The corn industry, indeed, is undergoing a transformation. The price of corn was up nearly 20 percent in 2006, and global sugar prices reached a 25-year high reflecting a shortage of high fructose corn syrup. Meanwhile, escalating international corn prices led to a tripling of the price of tortillas in Mexico in 2007, where the price of white corn used to make tortillas is indexed to that of yellow corn used to make ethanol. Corn is a big and growing business. But branding where corn came from isn't. At least, not yet.
Historical Precedents
In Making the Corn Belt, Professor Hudson acknowledged that nineteenth-century Midwestern farmers were no strangers to the notion of branding, even if they personally did not make use of it as a marketing strategy. He explained via email, “Corn Belt farmers [were] consumers of brands but by the very nature of the fact that they produced standardized commodities they [were] not inventors of brands. Occasionally an entrepreneur came up with a brand: Orville Redenbacher comes to mind. But the beef, pork, corn, soybeans, and other products of Corn Belt farms were sold to companies that did have their own brands."
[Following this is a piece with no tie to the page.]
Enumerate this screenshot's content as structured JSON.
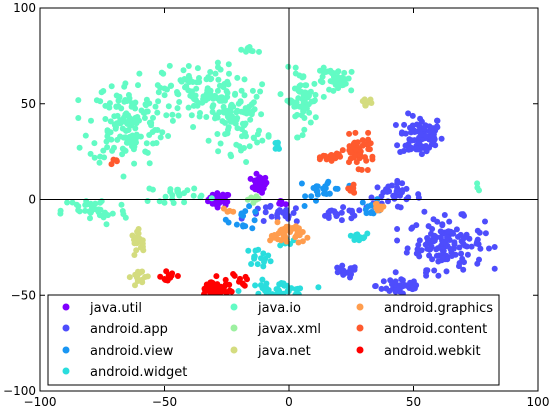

Meanwhile Professor Emeritus John Ikerd of the University of Missouri says that the conventional wisdom in the US at the time was that agricultural commodities were not amenable to branding. “Raw agricultural commodities were fundamentally different from the specific food products into which they were eventually transformed. There was no effort to change this situation because competitive markets required that products be homogenous, rather than differentiated.”
Ikerd, who is the author of Crisis and Opportunity: Sustainability in American Agriculture, continues, “There was no effort to establish traceability in the American marketplace for agricultural products. In fact, an effort was made to do the exact opposite, to establish uniform national standards for agricultural products which would allow the co-mingling of products from different producers so the consumer didn't know, and didn't need to know, where it came from.”
Professor Joseph L. Anderson of the University of West Georgia elaborates, “Innovations such as the grain elevator meant that farm products from hundreds if not thousands of farms became co-mingled. The distinctions that mattered were those of the Chicago Board of Trade, Mercantile Exchange, and processors, which were the grade of the grain rather than point of origin.”
European Alternative
In Europe, meanwhile, there were long-standing traditions of branding farm products based on place of origin. The protection of geographical designations and regional identities there dates to the mid-1800s. Today, many farmer-owned agricultural brands in the EU enjoy a widely recognized and respected legal status.
An example is Prosciutto de Parma, a dry-cured ham produced in the Parma region of Italy, which has been producing dry-cured ham since at least the times of the Roman Empire. But besides ham, cheese, and other meat products, fruits, vegetables and cereals, fats and olive oils, mineral waters, beer, breads, and fish have also been regionally branded in Europe.
Ikerd explains, “Europeans have never fully embraced the commodity approach to agriculture. Differences in product characteristics can be traced specifically to the soil, climate, and culture within which the agricultural products were produced. The products produced by one farmer, or by a small group of farmers in one geographic region, have characteristics that make them distinctly different from the products of another farmer, or group of farmers, in the minds of the consumers.” By contrast, he says, “The average American consumer doesn't know or care whether their meat or grain products originate in the Midwest, the South, the West, or in some other country of the world—as long as they are safe to eat and cheap.”